O ex-ministro da Fazenda e diplomata Rubens Ricupero debateu, durante o Foro Inteligência, as possíveis brechas para que o Brasil possa ter acesso e garantir a entrega de vacinas o mais rápido possível. " O Brasil é visto no mundo como um desastre no enfrentamento da pandemia.

Nossa imagem é a pior possível.

Já somos percebidos como um risco sanitário pelos vizinhos.

Um sério problema resultante do isolamento político, sobre o qual se fala pouco, é a distribuição da vacina.

O Brasil pode ficar no fim da fila da vacina", destaca.

Desde o início da pandemia o governo brasileiro, destacou Ricupero, minimizou o problema, hostilizou a Organização Mundial da Saúde (OMS), rejeitou e ironizou a vacina da Pfizer. “O Brasil usou e abusou do direito de errar.

Não fosse o governo de São Paulo, ainda nem teríamos vacina.

Foi uma iniciativa de um governo subnacional.

Essa sucessão de erros não se corrige facilmente”, ressaltou Ricupero.

Durante o evento, o diplomata avaliou que, caso não haja uma mudança concreta na política externa, vai haver cada vez mais um isolamento do Brasil.
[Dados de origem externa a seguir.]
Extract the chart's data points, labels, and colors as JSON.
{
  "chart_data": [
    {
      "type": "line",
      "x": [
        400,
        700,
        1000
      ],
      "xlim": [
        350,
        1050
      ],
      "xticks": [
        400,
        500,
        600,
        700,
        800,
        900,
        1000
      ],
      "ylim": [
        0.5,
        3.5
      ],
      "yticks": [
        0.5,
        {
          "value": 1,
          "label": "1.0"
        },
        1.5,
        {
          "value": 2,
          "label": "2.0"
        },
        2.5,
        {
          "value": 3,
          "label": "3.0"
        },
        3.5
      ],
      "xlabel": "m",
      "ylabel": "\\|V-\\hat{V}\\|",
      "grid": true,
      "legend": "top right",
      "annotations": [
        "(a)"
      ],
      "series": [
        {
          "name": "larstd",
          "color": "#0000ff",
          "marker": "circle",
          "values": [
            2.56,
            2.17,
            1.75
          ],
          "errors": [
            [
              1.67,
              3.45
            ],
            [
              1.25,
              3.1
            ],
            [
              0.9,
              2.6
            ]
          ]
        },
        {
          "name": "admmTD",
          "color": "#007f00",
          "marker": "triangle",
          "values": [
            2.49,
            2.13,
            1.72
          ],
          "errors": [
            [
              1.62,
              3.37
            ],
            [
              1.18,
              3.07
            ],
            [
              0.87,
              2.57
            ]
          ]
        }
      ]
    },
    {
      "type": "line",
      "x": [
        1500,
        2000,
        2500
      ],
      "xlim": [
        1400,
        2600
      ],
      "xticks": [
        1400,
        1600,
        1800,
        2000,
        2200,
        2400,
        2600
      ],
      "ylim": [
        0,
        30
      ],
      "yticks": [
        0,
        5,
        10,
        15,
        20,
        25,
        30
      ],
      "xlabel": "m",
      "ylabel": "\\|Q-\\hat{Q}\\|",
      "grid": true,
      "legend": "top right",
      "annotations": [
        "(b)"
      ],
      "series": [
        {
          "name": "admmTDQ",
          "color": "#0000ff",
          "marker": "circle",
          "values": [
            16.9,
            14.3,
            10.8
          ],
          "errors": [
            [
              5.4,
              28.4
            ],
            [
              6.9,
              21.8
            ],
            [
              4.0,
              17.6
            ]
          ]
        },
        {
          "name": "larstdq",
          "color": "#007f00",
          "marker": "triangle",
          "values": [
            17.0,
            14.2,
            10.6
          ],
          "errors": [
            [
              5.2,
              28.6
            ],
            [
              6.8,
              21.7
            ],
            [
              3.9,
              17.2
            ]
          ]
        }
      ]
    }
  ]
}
Ressaltando as inúmeras provocações do governo brasileiro à China, lembrou que o país asiático é extremamente suscetível, já que no passado sofreu muita humilhação dos ocidentais. “O atraso no fornecimento da matéria-prima foi um sinal que o governo chinês mandou como uma advertência ao governo brasileiro.

Tanto que agora o governo parou de insultar a China.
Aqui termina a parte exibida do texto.